Kjorsvik et al. (1990) menyebutkan bahwa pada beberapa penelitian terhadap ikan liar, didapati perbedaan kualitas telur antar musim. Tingkat penetasan telur dari ikan liar juga sangat rendah dikarenakan sulitnya mendapatkan perlakuan kultur yang tepat, terutama pada ikan laut liar. Effendie (2002) menyebutkan bahwa waktu pengeraman adalah saat setelah terjadinya pembuahan hingga telur menetas. Selama waktu tersebut terjadi proses pembentukan embrio. Pada saat penetasan, yang dikeluarkan terlebih dahulu dari cangkang telur adalah bagian ekor embrio. Sedangkan bagian yang paling terakhir keluar adalah bagian kepala karena ukurannya paling besar dibanding bagian tubuh lainnya. Selanjutnya embrio yang keluar dari cangkang telur akan memasuki stadia pra larva dengan ciri masih memiliki kuning telur, tubuh transparan dengan sirip dada dan sirip ekor yang masih belum sempurna. Menurut Blaxter (1969) penetasan terjadi karena menurunnya kekerasan khorion yang disebabkan oleh substansi enzim khorionase yang bersifat mereduksi. Di samping itu dapat pula disebabkan oleh gerakan-gerakan akibat peningkatan suhu, intensitas cahaya atau penyerapan tekanan oksigen.
Menurut Woynarovich dan
Hovarth (1980) larva yang baru menetas akan menggerakkan bagian ekor ke kiri dan ke kanan dengan gerakan lambat dan lebih banyak istirahat karena tidak dapat mempertahankan
keseimbangan
untuk
posisi
tegak.
Perkembangan
embrio
dipengaruhi oleh banyaknya kuning telur. Lama pengeraman telur ikan tergantung pada spesies dan beberapa faktor luar.
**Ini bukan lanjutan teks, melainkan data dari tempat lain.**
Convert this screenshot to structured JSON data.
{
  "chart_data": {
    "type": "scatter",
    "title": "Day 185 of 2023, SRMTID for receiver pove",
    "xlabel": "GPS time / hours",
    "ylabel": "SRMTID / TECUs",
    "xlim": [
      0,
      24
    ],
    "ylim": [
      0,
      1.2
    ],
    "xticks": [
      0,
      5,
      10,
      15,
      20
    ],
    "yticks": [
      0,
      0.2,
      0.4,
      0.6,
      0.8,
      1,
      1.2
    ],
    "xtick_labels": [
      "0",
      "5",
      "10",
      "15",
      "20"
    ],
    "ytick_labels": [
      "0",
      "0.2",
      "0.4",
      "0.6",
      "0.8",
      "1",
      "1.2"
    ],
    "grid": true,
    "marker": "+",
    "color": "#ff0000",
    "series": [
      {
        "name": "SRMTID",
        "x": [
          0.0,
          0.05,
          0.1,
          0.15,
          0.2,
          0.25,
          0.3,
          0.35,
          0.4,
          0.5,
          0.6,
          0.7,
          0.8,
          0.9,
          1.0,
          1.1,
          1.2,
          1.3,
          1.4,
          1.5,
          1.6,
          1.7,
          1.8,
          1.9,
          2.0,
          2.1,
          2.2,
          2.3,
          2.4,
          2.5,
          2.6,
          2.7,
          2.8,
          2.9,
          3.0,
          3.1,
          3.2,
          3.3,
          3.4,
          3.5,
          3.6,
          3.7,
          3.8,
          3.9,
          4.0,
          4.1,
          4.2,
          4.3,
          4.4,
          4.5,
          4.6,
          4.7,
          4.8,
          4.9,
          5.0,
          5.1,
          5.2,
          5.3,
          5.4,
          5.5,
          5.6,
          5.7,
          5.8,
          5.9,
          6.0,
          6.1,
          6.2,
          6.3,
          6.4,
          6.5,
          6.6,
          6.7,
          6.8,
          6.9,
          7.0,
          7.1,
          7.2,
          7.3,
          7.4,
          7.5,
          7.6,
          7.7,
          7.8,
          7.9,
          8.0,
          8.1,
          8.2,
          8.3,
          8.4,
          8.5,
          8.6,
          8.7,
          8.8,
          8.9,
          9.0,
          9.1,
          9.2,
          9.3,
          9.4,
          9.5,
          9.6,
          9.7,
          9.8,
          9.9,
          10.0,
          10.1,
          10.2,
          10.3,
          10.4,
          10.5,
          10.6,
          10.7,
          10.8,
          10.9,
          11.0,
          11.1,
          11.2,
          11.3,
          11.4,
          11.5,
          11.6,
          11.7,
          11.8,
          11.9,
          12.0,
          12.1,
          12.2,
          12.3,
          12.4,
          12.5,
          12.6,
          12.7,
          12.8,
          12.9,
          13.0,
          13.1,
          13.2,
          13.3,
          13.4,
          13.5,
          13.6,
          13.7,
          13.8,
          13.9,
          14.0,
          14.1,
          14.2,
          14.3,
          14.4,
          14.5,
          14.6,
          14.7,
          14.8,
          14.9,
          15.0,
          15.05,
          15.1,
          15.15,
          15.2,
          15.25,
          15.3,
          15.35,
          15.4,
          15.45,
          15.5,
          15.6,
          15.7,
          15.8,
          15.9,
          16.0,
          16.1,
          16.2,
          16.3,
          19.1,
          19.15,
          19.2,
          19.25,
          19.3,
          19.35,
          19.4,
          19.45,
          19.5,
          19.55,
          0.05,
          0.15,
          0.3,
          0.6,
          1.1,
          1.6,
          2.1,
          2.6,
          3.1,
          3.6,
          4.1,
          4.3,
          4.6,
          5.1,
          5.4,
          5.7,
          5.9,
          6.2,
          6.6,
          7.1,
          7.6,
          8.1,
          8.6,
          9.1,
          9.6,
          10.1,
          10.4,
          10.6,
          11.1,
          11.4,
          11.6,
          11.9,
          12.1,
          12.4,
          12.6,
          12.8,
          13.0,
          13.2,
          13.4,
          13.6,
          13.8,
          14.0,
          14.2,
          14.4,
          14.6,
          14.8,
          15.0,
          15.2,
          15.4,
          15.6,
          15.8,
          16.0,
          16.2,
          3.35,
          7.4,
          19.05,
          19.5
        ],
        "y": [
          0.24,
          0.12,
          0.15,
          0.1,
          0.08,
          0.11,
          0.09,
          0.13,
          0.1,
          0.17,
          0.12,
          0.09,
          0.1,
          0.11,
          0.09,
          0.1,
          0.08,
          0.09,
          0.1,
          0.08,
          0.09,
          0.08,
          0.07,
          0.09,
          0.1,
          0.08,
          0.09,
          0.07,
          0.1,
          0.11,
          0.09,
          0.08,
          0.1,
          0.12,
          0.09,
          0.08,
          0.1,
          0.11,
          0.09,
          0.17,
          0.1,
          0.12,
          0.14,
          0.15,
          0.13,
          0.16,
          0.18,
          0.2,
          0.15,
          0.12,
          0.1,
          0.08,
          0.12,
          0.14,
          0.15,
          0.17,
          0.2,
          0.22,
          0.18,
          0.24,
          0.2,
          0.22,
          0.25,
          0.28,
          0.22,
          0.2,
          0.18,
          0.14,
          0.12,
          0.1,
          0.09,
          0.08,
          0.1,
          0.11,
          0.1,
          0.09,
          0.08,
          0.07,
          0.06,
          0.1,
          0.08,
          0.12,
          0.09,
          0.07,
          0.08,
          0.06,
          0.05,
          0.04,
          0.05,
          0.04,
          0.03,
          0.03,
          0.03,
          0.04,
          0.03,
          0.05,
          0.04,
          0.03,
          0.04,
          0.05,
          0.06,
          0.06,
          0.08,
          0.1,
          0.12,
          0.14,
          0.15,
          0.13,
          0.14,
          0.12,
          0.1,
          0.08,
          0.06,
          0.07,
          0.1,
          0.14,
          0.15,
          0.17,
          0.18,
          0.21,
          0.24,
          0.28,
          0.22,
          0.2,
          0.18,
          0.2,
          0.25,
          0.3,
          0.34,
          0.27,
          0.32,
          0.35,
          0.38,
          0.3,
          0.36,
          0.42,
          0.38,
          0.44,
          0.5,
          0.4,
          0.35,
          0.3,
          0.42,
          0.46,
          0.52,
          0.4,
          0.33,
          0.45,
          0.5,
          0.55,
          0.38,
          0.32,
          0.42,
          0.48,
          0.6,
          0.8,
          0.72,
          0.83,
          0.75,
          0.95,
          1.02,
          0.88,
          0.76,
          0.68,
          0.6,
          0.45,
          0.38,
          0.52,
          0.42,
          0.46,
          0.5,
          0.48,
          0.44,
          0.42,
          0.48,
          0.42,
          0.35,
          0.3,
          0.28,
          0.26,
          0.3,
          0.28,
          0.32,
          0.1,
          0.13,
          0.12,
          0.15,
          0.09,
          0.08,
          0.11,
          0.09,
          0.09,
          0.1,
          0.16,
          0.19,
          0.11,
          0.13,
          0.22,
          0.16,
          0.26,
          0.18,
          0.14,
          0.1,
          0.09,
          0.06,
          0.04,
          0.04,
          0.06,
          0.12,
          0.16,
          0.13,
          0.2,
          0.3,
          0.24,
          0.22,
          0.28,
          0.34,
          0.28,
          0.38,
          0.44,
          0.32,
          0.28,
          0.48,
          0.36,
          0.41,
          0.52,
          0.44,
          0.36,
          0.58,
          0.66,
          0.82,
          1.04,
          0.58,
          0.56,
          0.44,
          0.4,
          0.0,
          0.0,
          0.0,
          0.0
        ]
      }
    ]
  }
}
Menurut Effendie (2002) faktor luar yang terutama mempengaruhi pengeraman telur adalah suhu air. Sedangkan Kjorsvik et al. (1990) menyatakan bahwa masalah lain yang penting dalam pembenihan adalah kontaminasi bakteri selama fase pengeraman. Lewat matang (over ripe) pada telur dapat terjadi pada induk. Hal ini sangat penting untuk menentukan waktu pembuahan telur yang tepat setelah ovulasi. Lewat matang dapat menjadi masalah khususnya pada ikan yang pemijahannya harus diurut dan dibuahi secara buatan. Pertumbuhan gonad, fekunditas dan kemampuan telur diketahui sangat tergantung pada pengaruh lingkungan, seperti suhu, pakan, faktorfaktor stres dan fotoperiodisitas (Aida et al. 1991). Selama gametogenesis suhu sangat
penting untuk keberhasilan pemijahan dan daya hidup telur. Pepin dan Anderson (1997) menyatakan bahwa suhu mempengaruhi perkembangan telur dan pemijahan ikan atlantik cod (Gadus morhua). Kjorsvik et al. (1990) menyimpulkan bahwa suhu penting untuk kualitas telur yang baik seperti pada ikan mas.